Наше молчание нарушает металлический женский голос, объявляющий о подготовке к подъёму.
— Пора, — шепчет Цинна, вставая.
Я прохожу к сияющему металлическому диску и становлюсь на него. Цинна поправляет мои волосы так, точно сейчас я отправляюсь на парад, а не на бойню.
— Знаешь, когда-то я сказал твоей сестре, что поставил бы на неё. И она победила.
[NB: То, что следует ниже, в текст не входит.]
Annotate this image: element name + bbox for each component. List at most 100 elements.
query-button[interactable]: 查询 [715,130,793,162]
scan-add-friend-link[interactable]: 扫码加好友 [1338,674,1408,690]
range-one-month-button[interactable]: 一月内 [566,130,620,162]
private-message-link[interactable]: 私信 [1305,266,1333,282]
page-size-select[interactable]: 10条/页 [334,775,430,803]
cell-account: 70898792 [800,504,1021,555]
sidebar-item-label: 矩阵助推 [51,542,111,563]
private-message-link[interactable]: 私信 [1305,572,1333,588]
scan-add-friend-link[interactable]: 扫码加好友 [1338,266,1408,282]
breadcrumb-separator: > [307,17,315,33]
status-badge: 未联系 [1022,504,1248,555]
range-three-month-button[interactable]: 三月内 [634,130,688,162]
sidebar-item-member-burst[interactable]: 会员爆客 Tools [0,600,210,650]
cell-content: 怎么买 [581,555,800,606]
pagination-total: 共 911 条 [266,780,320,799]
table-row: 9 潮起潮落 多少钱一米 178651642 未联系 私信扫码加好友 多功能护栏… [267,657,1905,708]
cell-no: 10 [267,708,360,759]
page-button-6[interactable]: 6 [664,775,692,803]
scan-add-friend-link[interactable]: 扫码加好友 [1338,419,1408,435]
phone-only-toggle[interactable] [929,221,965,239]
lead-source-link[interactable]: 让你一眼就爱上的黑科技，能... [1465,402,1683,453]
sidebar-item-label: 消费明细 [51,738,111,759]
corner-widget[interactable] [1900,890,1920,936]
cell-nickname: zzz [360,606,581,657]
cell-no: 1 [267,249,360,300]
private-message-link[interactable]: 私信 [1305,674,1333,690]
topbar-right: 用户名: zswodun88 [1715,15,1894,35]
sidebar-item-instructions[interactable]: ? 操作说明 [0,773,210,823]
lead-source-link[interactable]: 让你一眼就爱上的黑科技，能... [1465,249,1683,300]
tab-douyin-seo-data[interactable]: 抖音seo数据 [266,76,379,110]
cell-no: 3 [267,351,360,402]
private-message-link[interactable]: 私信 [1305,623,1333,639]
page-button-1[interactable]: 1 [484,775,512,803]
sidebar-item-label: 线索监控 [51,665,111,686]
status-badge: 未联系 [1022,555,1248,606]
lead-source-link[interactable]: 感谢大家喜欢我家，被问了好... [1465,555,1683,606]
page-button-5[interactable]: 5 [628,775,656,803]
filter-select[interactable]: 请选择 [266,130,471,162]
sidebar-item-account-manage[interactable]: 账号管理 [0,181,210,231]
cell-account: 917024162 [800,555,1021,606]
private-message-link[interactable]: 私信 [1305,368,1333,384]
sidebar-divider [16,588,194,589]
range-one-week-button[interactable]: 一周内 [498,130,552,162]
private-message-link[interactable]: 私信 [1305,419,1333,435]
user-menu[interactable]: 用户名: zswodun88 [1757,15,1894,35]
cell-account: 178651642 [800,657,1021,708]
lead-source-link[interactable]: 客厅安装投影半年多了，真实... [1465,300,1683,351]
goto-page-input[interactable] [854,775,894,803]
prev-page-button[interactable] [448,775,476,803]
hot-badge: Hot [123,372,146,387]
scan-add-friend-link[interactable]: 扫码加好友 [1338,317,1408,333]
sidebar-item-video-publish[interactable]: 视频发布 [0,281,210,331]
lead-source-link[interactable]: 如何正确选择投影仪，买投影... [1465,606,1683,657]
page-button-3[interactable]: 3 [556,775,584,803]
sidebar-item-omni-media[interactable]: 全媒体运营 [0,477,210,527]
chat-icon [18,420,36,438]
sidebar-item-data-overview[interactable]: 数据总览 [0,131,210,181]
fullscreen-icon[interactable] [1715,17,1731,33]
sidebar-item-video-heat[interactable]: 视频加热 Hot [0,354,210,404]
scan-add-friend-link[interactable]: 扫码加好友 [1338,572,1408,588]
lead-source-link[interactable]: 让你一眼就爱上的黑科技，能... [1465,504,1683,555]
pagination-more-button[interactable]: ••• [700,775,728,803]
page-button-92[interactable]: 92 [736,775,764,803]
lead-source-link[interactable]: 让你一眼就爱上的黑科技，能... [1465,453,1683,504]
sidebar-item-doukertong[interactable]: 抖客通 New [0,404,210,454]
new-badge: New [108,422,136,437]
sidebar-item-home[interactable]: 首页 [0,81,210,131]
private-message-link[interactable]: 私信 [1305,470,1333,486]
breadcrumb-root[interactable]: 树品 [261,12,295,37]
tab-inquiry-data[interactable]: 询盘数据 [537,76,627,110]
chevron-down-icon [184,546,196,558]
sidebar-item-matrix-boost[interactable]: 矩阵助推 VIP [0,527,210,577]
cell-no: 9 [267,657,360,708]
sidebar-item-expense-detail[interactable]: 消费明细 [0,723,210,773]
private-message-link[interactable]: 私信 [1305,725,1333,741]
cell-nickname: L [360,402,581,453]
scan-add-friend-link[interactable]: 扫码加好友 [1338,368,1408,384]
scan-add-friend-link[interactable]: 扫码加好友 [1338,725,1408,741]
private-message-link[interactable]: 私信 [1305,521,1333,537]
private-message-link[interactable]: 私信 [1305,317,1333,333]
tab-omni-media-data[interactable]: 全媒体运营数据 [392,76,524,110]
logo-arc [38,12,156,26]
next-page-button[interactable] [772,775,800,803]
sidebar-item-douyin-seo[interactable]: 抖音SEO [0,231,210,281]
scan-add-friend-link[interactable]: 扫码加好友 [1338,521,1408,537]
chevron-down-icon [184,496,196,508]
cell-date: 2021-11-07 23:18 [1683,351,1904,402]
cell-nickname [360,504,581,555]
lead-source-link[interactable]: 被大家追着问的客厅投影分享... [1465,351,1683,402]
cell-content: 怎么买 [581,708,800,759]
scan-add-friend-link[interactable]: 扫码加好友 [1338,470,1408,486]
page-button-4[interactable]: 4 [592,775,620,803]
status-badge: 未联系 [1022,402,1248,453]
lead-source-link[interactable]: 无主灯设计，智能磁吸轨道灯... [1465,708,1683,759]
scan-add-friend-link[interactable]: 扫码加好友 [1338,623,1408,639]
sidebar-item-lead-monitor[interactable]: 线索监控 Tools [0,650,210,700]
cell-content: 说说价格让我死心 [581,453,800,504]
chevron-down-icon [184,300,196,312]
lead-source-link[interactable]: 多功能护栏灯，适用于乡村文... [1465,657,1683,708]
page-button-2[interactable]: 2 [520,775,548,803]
У неё было то, ради чего бороться. И у тебя есть, — голос повторяет, что до подъёма остаётся буквально несколько минут. Цинна, отвлекшись, замолкает на пару секунд. — У тебя есть те, кто никогда не предаст. Самые надёжные союзники. Но есть и те, о ком ты ещё не знаешь. Ты должна верить и им. Тогда у тебя будет шанс, — я совершенно не понимаю, о чём говорит стилист. Он говорит немного запинаясь, нервничая. — Я не могу сказать, что я поставил бы на тебя, потому что… — лёгкая вибрация раздаётся под моими ногами: платформа начинает приходить в движение, — потому что все уже поставили на тебя, Примроуз Эвердин.